Terorisme dan Revolusi Sosial Politik
Ilustrasi terorisme (foto : radarmalang.jawapos.com)

Terorisme yang berasal dari Bahasa Perancis ‘le terreur’ mulai didefinisikan terjadi pertama kali ketika pemerintah Perancis menggunakan kekerasan secara berlebihan terhadap mereka yang dianggap sebagai anti pemerintah pada saat Revolusi Prancis. Revolusi Prancis yang terjadi pada 1789 – 1799 merupakan periode radikal yang meruntuhkan monarki mutlak oleh kelompok sayap kiri.
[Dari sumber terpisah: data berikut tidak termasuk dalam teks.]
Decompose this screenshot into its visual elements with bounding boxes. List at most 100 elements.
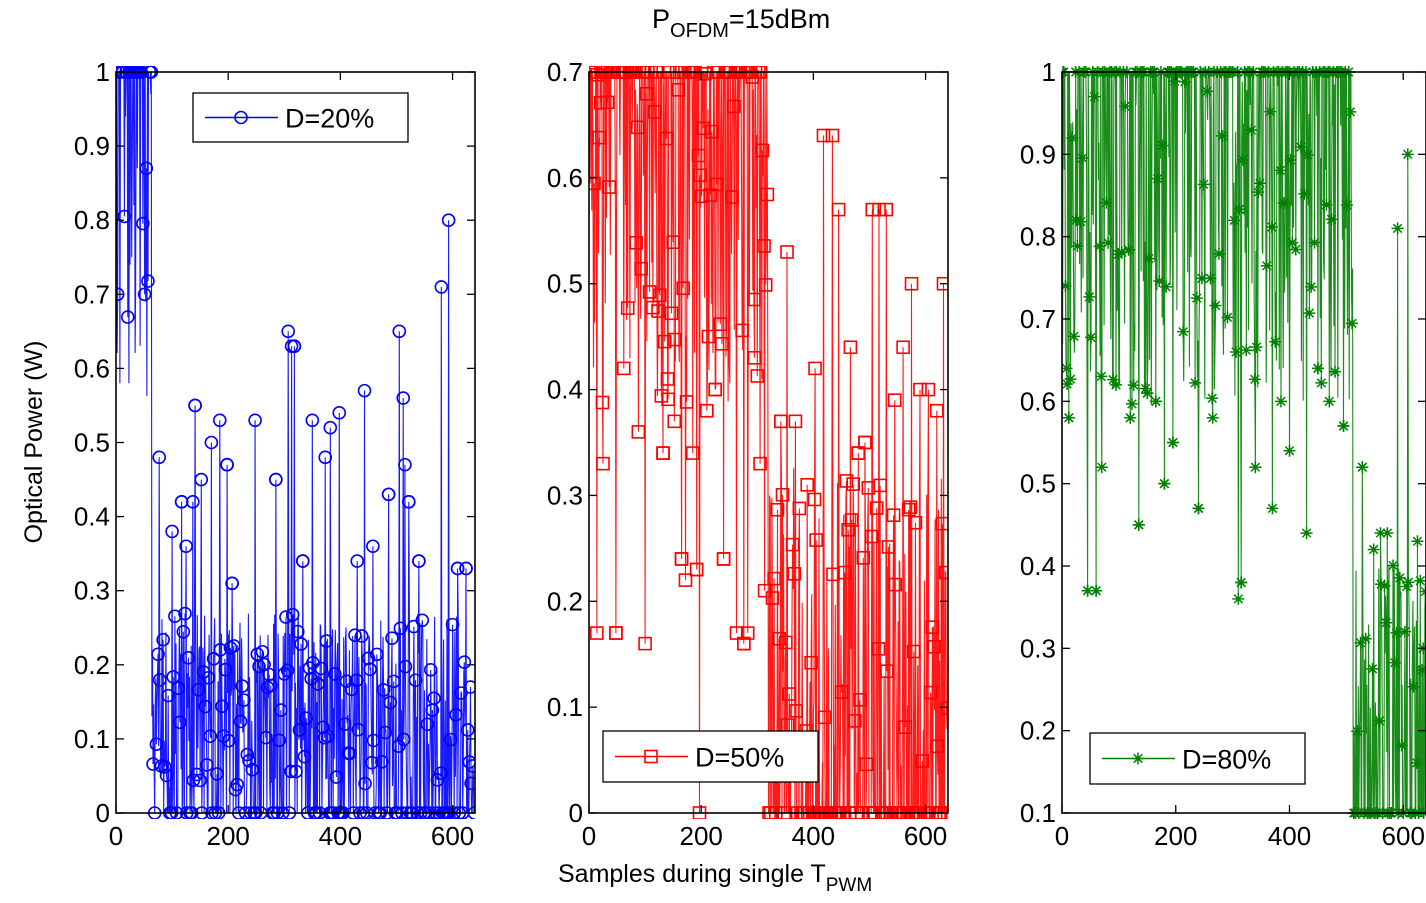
data-point: [927, 640, 941, 654]
data-point: [1340, 199, 1353, 212]
data-point: [215, 699, 229, 714]
y-tick-label: 0: [96, 798, 110, 828]
y-tick-label: 0.2: [1020, 716, 1056, 746]
data-point: [1356, 461, 1369, 474]
data-point: [930, 739, 945, 754]
data-point: [281, 324, 296, 339]
data-point: [1320, 198, 1333, 211]
data-point: [460, 723, 475, 737]
data-point: [166, 670, 181, 684]
data-point: [1201, 85, 1214, 98]
data-point: [375, 754, 389, 769]
data-point: [168, 609, 182, 624]
x-axis-label: Samples during single TPWM: [558, 860, 872, 896]
data-point: [1380, 616, 1393, 629]
data-point: [1088, 90, 1101, 103]
data-point: [647, 105, 662, 119]
data-point: [1323, 395, 1336, 408]
data-point: [423, 663, 438, 677]
data-point: [280, 663, 295, 678]
data-point: [1177, 325, 1190, 338]
data-point: [156, 632, 170, 647]
data-point: [1178, 75, 1191, 88]
data-point: [844, 513, 859, 527]
data-point: [1373, 714, 1386, 727]
data-point: [872, 202, 886, 217]
data-point: [750, 369, 765, 383]
data-point: [775, 487, 790, 502]
data-point: [935, 516, 948, 531]
data-point: [1398, 625, 1411, 638]
data-point: [430, 773, 445, 787]
data-point: [363, 662, 377, 677]
data-point: [755, 143, 770, 158]
data-point: [287, 339, 302, 353]
data-point: [305, 413, 320, 428]
data-point: [1090, 584, 1103, 597]
data-point: [1216, 129, 1229, 142]
y-tick-label: 0.3: [547, 480, 583, 510]
figure-title: POFDM=15dBm: [652, 4, 830, 42]
data-point: [210, 767, 224, 781]
data-point: [871, 642, 886, 656]
series-line: [1062, 71, 1426, 814]
data-point: [1284, 154, 1297, 167]
data-point: [366, 733, 381, 748]
data-point: [881, 540, 896, 554]
y-tick-label: 0.6: [547, 163, 583, 193]
data-point: [638, 636, 652, 651]
data-point: [149, 737, 164, 752]
data-point: [696, 121, 711, 136]
y-tick-label: 0.6: [74, 353, 110, 383]
data-point: [770, 502, 785, 517]
data-point: [869, 501, 884, 515]
data-point: [1337, 420, 1350, 433]
x-tick-label: 400: [319, 821, 362, 851]
data-point: [1402, 576, 1415, 589]
data-point: [678, 573, 693, 587]
data-point: [853, 693, 867, 707]
data-point: [173, 715, 187, 730]
data-point: [737, 636, 751, 651]
data-point: [295, 554, 310, 568]
data-point: [1119, 100, 1132, 113]
data-point: [757, 239, 771, 253]
data-point: [659, 131, 674, 146]
y-tick-label: 0.4: [547, 375, 583, 405]
data-point: [463, 680, 475, 694]
data-point: [913, 382, 927, 397]
data-point: [120, 310, 135, 324]
data-point: [117, 209, 132, 224]
data-point: [787, 567, 802, 581]
data-point: [765, 591, 780, 605]
data-point: [782, 687, 797, 701]
data-point: [1367, 543, 1380, 556]
data-point: [1149, 395, 1162, 408]
data-point: [1081, 584, 1094, 597]
subplot-d20: 0 200 400 600 0 0.1 0.2 0.3 0.4 0.5 0.6 0.7 0.8 0.9 1 D…: [74, 57, 476, 851]
data-point: [1366, 662, 1379, 675]
data-point: [221, 733, 236, 748]
data-point: [747, 351, 762, 365]
y-tick-label: 0.6: [1020, 386, 1056, 416]
y-tick-label: 0.7: [1020, 304, 1056, 334]
data-point: [294, 637, 308, 651]
y-tick-label: 0.1: [547, 692, 583, 722]
data-point: [904, 276, 919, 291]
data-point: [1260, 259, 1273, 272]
data-point: [396, 391, 411, 405]
data-point: [1400, 580, 1413, 593]
data-point: [1232, 592, 1245, 605]
data-point: [879, 202, 894, 217]
data-point: [616, 361, 631, 376]
data-point: [139, 161, 154, 176]
data-point: [780, 245, 794, 259]
data-point: [676, 281, 691, 296]
data-point: [200, 758, 214, 772]
y-tick-label: 0.5: [74, 428, 110, 458]
data-point: [376, 683, 391, 697]
data-point: [181, 651, 196, 665]
data-point: [318, 450, 333, 465]
data-point: [698, 67, 712, 81]
x-tick-label: 0: [109, 821, 123, 851]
Seluruh kalangan masyarakat, petani di pedesaan, hingga masyarakat terpinggirkan di perkotaan bergabung dengan idealisme kiri. Tradisi dan ide-ide lama, hierarki, aristokrat dan Gereja Katolik yang begitu berpengaruh terhadap iklim politik di zaman pertengahan perlahan digulingkan satu persatu oleh rakyat.
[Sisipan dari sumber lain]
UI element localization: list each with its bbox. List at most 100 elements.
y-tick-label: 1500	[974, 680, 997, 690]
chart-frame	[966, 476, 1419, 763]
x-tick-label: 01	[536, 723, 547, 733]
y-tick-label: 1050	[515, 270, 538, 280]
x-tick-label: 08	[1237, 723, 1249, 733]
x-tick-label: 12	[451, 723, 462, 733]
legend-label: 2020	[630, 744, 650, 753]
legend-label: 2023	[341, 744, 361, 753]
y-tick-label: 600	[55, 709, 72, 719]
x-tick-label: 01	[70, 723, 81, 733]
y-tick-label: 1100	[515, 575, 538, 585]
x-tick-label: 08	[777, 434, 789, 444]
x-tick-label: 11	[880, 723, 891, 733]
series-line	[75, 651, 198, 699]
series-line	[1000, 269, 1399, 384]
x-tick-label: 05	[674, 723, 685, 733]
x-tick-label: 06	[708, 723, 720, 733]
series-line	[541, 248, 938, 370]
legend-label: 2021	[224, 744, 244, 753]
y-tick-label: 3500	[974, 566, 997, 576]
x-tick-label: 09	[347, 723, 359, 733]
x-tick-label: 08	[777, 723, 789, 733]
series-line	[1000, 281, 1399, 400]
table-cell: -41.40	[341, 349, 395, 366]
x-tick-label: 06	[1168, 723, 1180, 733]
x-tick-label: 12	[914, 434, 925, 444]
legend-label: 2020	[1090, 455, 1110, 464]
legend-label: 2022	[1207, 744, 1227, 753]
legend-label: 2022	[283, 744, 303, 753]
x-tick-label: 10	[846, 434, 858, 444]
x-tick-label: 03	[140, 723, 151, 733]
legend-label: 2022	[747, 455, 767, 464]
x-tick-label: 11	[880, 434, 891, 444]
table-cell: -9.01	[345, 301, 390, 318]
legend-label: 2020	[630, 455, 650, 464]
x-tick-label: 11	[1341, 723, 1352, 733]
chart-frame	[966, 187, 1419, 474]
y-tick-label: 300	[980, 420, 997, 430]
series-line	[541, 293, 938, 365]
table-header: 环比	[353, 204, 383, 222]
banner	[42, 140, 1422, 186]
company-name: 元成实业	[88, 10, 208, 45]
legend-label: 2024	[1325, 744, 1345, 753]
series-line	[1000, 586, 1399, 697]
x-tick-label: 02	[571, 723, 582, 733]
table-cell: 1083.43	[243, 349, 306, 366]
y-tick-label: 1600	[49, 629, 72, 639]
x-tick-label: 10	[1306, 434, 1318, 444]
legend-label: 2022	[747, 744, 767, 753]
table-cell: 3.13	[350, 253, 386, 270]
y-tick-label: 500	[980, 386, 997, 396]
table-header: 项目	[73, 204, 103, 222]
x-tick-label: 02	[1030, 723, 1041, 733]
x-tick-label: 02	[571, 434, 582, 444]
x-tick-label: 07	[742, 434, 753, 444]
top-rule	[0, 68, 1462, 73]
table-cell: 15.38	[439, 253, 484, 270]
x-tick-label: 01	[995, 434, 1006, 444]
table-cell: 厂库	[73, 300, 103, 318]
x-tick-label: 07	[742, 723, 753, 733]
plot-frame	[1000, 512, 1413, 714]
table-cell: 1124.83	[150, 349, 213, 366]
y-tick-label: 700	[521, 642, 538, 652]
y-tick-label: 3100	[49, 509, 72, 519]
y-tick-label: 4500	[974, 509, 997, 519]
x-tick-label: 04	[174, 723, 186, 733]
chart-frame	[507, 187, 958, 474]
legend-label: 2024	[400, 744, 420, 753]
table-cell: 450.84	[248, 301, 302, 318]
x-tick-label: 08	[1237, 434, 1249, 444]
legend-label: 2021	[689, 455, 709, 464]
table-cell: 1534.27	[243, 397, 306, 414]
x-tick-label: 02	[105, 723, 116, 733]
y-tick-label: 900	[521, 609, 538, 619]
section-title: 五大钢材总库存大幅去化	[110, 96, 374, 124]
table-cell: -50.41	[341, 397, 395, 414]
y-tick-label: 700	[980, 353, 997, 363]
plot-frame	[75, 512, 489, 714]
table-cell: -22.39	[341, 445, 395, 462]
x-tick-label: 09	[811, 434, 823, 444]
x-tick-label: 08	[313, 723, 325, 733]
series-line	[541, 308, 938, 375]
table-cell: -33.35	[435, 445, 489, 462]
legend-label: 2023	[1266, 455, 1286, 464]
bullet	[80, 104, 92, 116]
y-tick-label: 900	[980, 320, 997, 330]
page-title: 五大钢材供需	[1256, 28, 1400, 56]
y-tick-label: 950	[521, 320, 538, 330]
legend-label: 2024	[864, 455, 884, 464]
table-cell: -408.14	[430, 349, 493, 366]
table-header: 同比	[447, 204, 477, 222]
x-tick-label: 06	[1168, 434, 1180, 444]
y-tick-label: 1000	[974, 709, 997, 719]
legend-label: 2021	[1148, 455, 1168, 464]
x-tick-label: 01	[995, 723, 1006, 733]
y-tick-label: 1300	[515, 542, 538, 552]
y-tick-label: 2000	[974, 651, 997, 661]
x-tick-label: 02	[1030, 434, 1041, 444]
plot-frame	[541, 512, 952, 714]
Dari penggulingan inilah, lahir apa yang kita kenal dengan Liberte, egalite, fraternite – kebebasan, persamaan dan persaudaraan. Kebebasan rakyat, cikal bakal republik dan liberal di negera-negara Eropa. Dari Revolusi Prancis ini lah Napoleon Bonaparte mulai menapakkan jejaknya.

Selama Revolusi Prancis berlangsung, sebanyak 40.000 orang yang dianggap sebagai anti pemerintahan dieksekusi dengan guillotine (alat pemenggal kepala yang dianggap paling manusiawi pada saat itu). Dari sinilah, definisi terorisme muncul. Sebuah tindakan kekerasan brutal untuk mengganggu stabilitas. Terorisme bisa dilakukan oleh pemerintah, pun sayap ekstrem anti pemerintah.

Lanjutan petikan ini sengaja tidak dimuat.